Le roman est un succès couronné du Prix Pulitzer. Déjà plus de 1,5 millions de lecteurs annonce son éditeur français. Même si le nombre exceptionnel de lecteurs ne garantit pas forcément la qualité d’un livre, conduirait même à la méfiance, il faut bien admettre, cette fois-ci que ce roman comporte en lui une puissance romanesque et une construction narrative irrésistibles auxquelles on a bien envie de rendre grâce.
S’il n’a sans doute plus besoin d’être présenté au public, naturellement pourtant naît l’envie et l’urgence de transmettre ce plaisir de lecture. 600 pages que vous lirez sans peine, ni ennui, habilement agencées, capables non seulement de vous émouvoir et de vous surprendre, de vous transporter dans une autre époque, dans des lieux précis, de vous embarquer dans une aventure humaine singulière à laquelle vous ne vous étiez pas tout à fait préparé mais que vous ne pouvez plus lâcher. Si parfois les effets de style paraissent classiques et prévisibles, ils s’accordent au mieux avec l’histoire et garantissent ce succès populaire et littéraire.
De courts chapitres, deux histoires entrecroisées, deux pays ennemis, deux jeunes personnages, l’un Allemand, l’autre Française et une histoire de diamant (l'Océan de flammes) et de malédiction ("il porte malheur à qui le détient"), façonnent cette histoire presque magique, pleine d’humanité, à la fois tragique et lumineuse, passionnante et émouvante, extrêmement visuelle, marquée par les paysages sombres d’une Allemagne industrielle grise et décatie, le Paris occupé et Saint-Malo, balayé par la mer, ses hautes maisons protégées par les remparts, puis bombardées par les alliés, en feu et bientôt détruites.
Deux histoires parallèles donc, celle de Werner Pfennig, jeune orphelin élevé avec sa sœur près d'une mine de charbon par une religieuse alsacienne puis admis dans une école d'élite du Reich avant de rejoindre la Wehrmacht, enrôlé pour détecter les transmissions illégales de la Résistance et Marie-Laure Leblanc, aveugle à six ans et orpheline de mère, exilée à Saint-Malo chez son grand-oncle lorsque son père, serrurier en chef au muséum national d’histoire naturelle de Paris est fait prisonnier et interné dans un camp de travail en Allemagne.
Deux êtres intimement liés sans le savoir, qui tour à tour, se révèlent au lecteur avec une grande sensibilité et une finesse remarquables, s’attirent inexorablement, fusionnent presque l’espace d’un court instant qui marque à jamais leur destinée à venir et celle de leurs proches.
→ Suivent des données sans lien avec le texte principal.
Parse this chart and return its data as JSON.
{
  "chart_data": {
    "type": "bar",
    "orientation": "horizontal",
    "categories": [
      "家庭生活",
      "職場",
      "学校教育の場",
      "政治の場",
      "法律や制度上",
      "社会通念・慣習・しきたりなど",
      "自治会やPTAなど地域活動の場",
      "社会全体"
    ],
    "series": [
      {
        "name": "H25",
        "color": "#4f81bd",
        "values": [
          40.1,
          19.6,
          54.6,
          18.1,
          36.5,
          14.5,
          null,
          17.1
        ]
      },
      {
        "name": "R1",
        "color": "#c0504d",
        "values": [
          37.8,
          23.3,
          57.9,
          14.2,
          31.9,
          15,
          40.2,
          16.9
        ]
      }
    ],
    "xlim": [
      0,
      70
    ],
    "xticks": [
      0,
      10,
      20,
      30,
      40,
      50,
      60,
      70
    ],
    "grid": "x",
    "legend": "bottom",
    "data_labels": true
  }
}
Sans excès de pathos, avec une certaine douceur poétique, dépeint ses personnages, leur parcours initiatique hors du commun, captivant et envoûtant, porté par un mouvement de balancement agréable, fluide et rythmé. La lecture devient enthousiasmante plus elle progresse, plus elle intensifie aussi le suspense autour de la disparition du diamant ; et les allers-retours entre 1941, 1944 et 1945, portés par un bel équilibre créent l’impatience, le besoin irrépressible de tourner les pages sans répit. Le lecteur est entraîné, n’a qu’une envie, suivre ces personnages, guetter la rencontre pressentie dès le départ, la partager même avec les deux héros, et simultanément résoudre l’énigme de ce joyau.
Empreinte de mystère, de délicatesse, de beauté et de sagesse, parfois cruelle et désespérée, l’histoire de Werner et Marie-Laure, malgré l’époque sombre de la guerre, irradie par-delà les bombes et les arrestations, les privations de liberté, la misère et l’horreur, la vie sous l’occupation, les conditions de survie au sein de l’armée allemande, la brutalité du front et livre une fresque historique passionnée, documentée et fouillée, subtile et vive où chaque sens s’éveille, délivre des impressions de réel saisissantes, pourtant presque imperceptibles d'ordinaire. " Marie-Laure peut entendre des nénuphars remuer dans des marais, à trois kilomètres de distance. Des Américains se faufiler à travers des champs, pointer leurs énormes canons sur la fumée de Saint-Malo. Des familles renifler autour des lampes tempête dans des caves, des corbeaux sautiller de décombres en décembres, des mouches se poser sur des cadavres dans des fossés".
Rien d’étonnant alors que les droits d’adaptation cinématographiques aient déjà été achetés par la 20th Century Fox. Ce livre est déjà à un film.